İtalyanların Beşiktaş’a yaptığını, Beşiktaş Antalya’ya yaptı... Yani Napoli kontrolsüz bin şekilde nasıl yüklendiyse; siyah-beyazlılar da, aynı savruk baskıyla rakibinin üstüne çullandı. Ama kontrataklarla daha tehlikeli ataklar bulan konuk takımdı...
Beşiktaş, zamanla bu tavrının zararlı yanlarını kavrayınca; gözü dönmüş bir şekilde atağa kalkmak sevdasından çark etti.
Hızını/temposunu/hırsını nihayet kendi kontrolü altına aldı. Ataklarına yeterli kıvamda sığukkanlılık ve koordine becerisi yerleşti. Bu süreç Aboubakar’ın inanılmaz güzel golüyle çabuk taçlandı ama; Tosiç’in gol öncesi çift dalışla gerçekleştirdiği açık faul girişimi, o pozisyonun kırılma noktasıydı. Gol, Barış Şimşek’in hediyesi olarak elbette kayıtlara geçmeyecek ama; sahada ilahi adalet arayanlar, sert itirazlarının bedelini kırmızı kartla ödediler. Sonuca kesin etki, budur işte...
***
Şenol hocanın takım kurgusu, sinemanın bilim kurgusu gibi; olmayacak şeyleri olur hale getiriyor. Kim, niçin takımda ya da takımda değil; belli değil... Ama olumlu sonuç alınınca;, kadroyla puzzle oynama hevesi, “Hocanın bir bildiği var” durumuna geliyor.

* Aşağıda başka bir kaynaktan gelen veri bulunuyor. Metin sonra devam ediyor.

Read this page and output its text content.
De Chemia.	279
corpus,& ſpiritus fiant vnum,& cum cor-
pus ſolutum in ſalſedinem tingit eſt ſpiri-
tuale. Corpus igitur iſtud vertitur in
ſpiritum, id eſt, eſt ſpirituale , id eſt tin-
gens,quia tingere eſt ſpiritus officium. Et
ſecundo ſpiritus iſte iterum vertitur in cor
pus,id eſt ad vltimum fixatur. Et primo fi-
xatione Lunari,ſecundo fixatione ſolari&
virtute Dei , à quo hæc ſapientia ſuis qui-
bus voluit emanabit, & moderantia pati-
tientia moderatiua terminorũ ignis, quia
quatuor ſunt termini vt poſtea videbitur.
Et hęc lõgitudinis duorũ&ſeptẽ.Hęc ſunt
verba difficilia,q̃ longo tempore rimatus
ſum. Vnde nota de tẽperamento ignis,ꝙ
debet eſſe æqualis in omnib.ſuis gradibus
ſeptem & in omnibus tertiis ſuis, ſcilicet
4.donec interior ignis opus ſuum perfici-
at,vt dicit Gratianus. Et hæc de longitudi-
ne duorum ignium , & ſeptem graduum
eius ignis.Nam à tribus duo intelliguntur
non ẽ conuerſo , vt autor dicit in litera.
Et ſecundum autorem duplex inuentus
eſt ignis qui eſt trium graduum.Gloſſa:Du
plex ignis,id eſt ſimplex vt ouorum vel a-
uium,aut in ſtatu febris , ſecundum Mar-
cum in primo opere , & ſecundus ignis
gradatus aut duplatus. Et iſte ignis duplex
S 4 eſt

Neyse, asıl konumuz o değil. Maça bakalım... Hakem tarafından beline kazma vurulan Antalya; ikinci yarıya biraz küsmüş, biraz inancını yitirmiş, ağır hasarlı olarak çıktı. Tosiç, boş kalan kaleyi tutturamayınca; daha ilk anda ikinci golü de yiyeceklerdi. Zamanla bu bıkkın havayı üzerlerinden atar gibi oldular. Ama bu normale dönüş süreci, uzun sürmedi. Çünkü Talisca umutlarını ve maçı bitirdi...
Beşiktaş, huzura kavuştu.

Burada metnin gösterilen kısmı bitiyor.